You can put all of the state into the browser:
1. Site generates an AES key for the verification request. Gives it to the browser along with (short) expiration time in an encrypted cookie (so the browser can't see or forge the key). Encrypts a request to .gov (using .gov public key) saying "use <key> to encrypt a token for <requesting IP>". Gives that request to the user to present to .gov.
2. Browser asks user if they'd like to request age verification. Proceed.
3. Gov does ID verification. Checks requesting IP matches. Creates tokens for "over16", "over18", "over21", and any other magic ages that laws exist for, each individually encrypted with site AES key and IP-bound. Gives all tokens back to the browser so .gov doesn't know which will be used. e.g.
{
"over13": "<encrypted token>",
"over16": "<encrypted token>",
"over18": "<encrypted token>",
"over21": "<encrypted token>"
}
4. Browser asks user which token they want to give to the site (that could actually be part of step 2, and the site could indicate which one it would like).

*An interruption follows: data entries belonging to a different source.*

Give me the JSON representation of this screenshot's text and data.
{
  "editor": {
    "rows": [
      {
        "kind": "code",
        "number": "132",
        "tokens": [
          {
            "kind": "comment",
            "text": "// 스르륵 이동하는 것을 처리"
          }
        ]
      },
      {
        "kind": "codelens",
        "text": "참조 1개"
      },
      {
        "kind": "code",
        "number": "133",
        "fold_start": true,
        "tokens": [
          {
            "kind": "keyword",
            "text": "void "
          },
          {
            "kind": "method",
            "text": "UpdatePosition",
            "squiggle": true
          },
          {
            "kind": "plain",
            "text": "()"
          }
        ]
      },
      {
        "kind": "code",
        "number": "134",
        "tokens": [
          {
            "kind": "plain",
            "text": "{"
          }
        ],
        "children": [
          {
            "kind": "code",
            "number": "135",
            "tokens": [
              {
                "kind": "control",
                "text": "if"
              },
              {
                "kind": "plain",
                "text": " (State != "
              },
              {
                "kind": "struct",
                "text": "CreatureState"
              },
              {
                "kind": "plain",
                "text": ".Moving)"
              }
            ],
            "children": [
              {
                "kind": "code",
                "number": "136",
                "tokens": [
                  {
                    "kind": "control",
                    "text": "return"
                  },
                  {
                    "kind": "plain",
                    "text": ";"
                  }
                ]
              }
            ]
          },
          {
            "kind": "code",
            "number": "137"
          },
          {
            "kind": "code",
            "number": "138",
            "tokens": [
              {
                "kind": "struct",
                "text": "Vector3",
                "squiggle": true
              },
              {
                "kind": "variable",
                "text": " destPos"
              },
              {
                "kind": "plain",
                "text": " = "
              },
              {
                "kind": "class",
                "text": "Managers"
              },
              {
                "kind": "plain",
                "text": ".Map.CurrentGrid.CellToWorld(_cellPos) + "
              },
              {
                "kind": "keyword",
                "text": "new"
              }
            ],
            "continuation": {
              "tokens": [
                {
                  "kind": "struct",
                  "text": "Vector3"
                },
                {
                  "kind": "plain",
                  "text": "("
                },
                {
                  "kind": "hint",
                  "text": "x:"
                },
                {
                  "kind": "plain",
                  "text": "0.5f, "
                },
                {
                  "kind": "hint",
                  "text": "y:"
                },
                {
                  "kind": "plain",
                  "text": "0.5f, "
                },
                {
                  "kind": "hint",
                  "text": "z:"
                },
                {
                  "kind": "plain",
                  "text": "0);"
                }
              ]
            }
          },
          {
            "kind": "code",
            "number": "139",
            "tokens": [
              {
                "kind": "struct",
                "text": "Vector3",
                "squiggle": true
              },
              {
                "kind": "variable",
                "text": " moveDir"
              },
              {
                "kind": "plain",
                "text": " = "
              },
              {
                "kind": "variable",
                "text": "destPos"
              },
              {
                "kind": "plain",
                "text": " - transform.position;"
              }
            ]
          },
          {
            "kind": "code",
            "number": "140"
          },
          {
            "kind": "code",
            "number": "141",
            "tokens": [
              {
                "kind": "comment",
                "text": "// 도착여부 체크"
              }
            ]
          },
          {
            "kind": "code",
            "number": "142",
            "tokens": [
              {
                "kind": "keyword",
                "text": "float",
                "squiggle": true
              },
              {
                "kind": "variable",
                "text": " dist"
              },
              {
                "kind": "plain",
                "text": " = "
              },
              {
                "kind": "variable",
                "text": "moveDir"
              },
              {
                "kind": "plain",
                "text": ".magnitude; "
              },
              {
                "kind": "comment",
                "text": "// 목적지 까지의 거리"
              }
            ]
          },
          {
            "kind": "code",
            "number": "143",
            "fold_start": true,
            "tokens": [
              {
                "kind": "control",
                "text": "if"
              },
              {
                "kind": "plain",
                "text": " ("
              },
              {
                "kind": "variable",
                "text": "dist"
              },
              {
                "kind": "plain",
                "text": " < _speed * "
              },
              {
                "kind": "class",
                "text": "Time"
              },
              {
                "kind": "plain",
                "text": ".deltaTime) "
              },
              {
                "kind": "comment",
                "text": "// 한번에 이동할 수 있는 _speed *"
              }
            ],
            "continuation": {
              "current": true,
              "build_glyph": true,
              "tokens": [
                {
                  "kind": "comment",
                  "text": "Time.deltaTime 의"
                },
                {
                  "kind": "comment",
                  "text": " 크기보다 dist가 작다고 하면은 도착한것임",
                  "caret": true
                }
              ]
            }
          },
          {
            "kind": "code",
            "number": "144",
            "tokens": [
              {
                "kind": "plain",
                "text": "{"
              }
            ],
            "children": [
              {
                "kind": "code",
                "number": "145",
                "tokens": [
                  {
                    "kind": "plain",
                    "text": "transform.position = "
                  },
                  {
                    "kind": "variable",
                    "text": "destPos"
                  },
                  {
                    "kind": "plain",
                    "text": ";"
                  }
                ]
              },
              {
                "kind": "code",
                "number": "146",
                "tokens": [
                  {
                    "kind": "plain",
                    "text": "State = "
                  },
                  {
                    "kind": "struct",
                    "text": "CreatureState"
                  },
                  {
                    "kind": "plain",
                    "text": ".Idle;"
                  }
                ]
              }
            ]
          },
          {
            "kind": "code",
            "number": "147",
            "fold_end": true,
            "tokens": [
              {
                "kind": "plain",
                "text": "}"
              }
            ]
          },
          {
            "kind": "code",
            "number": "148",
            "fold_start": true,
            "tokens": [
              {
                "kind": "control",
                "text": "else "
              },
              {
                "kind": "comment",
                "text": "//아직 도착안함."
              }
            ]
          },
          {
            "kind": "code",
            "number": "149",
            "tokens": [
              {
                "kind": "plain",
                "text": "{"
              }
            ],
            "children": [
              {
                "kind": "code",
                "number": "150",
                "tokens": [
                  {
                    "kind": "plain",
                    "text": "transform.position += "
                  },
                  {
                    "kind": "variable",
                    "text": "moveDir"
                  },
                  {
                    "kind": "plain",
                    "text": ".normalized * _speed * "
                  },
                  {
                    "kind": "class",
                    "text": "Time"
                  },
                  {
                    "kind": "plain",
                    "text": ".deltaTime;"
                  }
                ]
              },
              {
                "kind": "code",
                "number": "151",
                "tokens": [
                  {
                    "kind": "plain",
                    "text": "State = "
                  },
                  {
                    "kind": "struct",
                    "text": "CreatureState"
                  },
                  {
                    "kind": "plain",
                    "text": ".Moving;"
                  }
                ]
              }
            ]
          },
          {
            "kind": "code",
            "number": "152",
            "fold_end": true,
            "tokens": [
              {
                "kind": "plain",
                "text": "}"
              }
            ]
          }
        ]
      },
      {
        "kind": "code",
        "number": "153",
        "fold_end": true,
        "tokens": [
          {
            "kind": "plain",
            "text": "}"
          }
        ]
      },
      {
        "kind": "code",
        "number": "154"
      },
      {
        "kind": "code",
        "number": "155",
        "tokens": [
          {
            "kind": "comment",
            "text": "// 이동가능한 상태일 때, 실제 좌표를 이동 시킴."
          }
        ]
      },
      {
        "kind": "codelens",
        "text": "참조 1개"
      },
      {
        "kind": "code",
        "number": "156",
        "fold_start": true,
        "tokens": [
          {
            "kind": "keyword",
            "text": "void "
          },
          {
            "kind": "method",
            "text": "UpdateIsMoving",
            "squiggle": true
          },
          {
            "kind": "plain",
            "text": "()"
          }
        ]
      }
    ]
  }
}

5. Site gets single relevant token back, decrypts the cookie, and uses the key to decrypt the token. Checks requesting IP in response token matches. Checks token signature against .gov public key.
.gov only learns that some age-restricted service was requested, but not even which age. Server only learns user is over the required age. Browser can't see or modify any of the messages between .gov and site because they're all encrypted.
With such a protocol, adding more age-restricted use-cases (e.g. buying cigarettes/alcohol, gambling, social media/advertising/anything where you need COPPA's "I am over 13" assertion) would increase overall privacy.